Une rencontre cruciale s’est tenue ce mercredi 22 avril à Bunia, entre le chef de la MONUSCO, James Swan, et les représentants des organisations féminines et de la jeunesse de l’Ituri. L’objet de cet échange ? Solliciter un accompagnement renforcé des Nations Unies pour consolider les acquis fragiles de la cohésion sociale dans cette province meurtrie. Les acteurs locaux ont mis en avant l’impact positif des dialogues intercommunautaires et des campagnes de sensibilisation, des outils ayant permis une réduction notable des tensions. Mais comment pérenniser ces avancées dans un contexte encore marqué par la présence de groupes armés ?
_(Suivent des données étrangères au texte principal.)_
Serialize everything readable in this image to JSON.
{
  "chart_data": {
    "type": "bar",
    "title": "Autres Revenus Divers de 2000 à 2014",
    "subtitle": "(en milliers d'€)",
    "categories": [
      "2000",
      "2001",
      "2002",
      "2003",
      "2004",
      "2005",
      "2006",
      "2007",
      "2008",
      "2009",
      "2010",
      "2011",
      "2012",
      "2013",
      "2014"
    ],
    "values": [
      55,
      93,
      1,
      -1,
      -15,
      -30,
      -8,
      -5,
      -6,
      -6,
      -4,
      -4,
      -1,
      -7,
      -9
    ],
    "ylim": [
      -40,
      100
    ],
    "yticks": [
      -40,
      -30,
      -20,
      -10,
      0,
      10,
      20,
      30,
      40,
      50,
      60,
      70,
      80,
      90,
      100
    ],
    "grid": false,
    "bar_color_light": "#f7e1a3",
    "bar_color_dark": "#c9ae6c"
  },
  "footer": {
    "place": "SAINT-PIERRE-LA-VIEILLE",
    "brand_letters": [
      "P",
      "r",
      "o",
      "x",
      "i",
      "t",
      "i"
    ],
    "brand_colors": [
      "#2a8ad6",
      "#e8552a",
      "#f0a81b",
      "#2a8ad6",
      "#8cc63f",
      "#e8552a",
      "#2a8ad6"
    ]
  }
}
Le Collectif des femmes de l’Ituri a présenté un bilan encourageant. Grâce aux efforts de dialogue, des relations ont été rétablies entre des communautés qui s’étaient ignorées pendant près de cinq ans. Les localités de Bedu Ezekere et Mandro sont citées en exemple, symboles d’une réconciliation naissante. « Nous sollicitons de renforcer l’appui au dialogue de proximité à Djugu et de soutenir les organisations féminines dans la cohésion sociale et l’autonomisation », a plaidé Elisabeth Buve, présidente de la structure. Cette demande souligne le rôle central des femmes dans la construction de la paix et la nécessité d’un soutien durable pour la cohésion sociale en Ituri.
Du côté de la jeunesse, un changement de mentalité est observable sur le terrain. Les campagnes de sensibilisation portent leurs fruits : de nombreux jeunes refusent désormais d’intégrer les milices, tandis que d’autres ont choisi de quitter les groupes armés pour rejoindre le programme national de désarmement, démobilisation, réinsertion et stabilisation communautaire (PDDRCS). Cette évolution est capitale pour briser le cycle de la violence. Les organisations de jeunesse appellent maintenant à un soutien concret pour la mise en œuvre effective du plan d’action provincial de la résolution 2250 des Nations Unies sur la jeunesse, la paix et la sécurité. Un cadre essentiel pour transformer l’engagement des jeunes en force motrice pour la stabilité.
La protection des droits de l’enfant reste une préoccupation majeure. Le Parlement d’enfants de l’Ituri a profité de cette audience pour lancer un appel pressant. L’éradication totale des groupes armés dans la province est présentée comme une condition sine qua non pour garantir la promotion et la protection des droits des plus vulnérables. Cette intervention rappelle que la persistance de ces factions illégales continue d’hypothéquer l’avenir de toute une génération, entravant l’accès à l’éducation, à la santé et à un environnement sécurisé.
En réponse à ces différentes sollicitations, James Swan, le chef de la MONUSCO, a assuré que ces échanges directs permettront à la mission onusienne d’affiner et de mieux adapter son appui aux réalités du terrain. L’objectif est de coller aux besoins exprimés par les populations locales elles-mêmes. Cette approche participative est cruciale pour que l’intervention de la MONUSCO en Ituri soit non seulement pertinente, mais aussi efficace dans la durée. L’adaptation des stratégies aux dynamiques locales est un impératif pour tout progrès significatif en matière de paix et de sécurité.
Les dialogues intercommunautaires en RDC, particulièrement en Ituri, se révèlent donc être un pilier indispensable de la stabilisation. Cependant, leur succès à long terme dépend d’un engagement soutenu de tous les partenaires. La jeunesse, actrice clé de la paix et de la sécurité, demande des opportunités concrètes pour tourner la page de la violence. La lutte contre les groupes armés en Ituri reste un défi colossal, mais les initiatives venues de la société civile, notamment des femmes et des jeunes, tracent une voie prometteuse. La consolidation de ces progrès exigera une coordination renforcée entre la MONUSCO, les autorités congolaises et les communautés, afin de transformer l’espoir en réalité durable pour toute la province.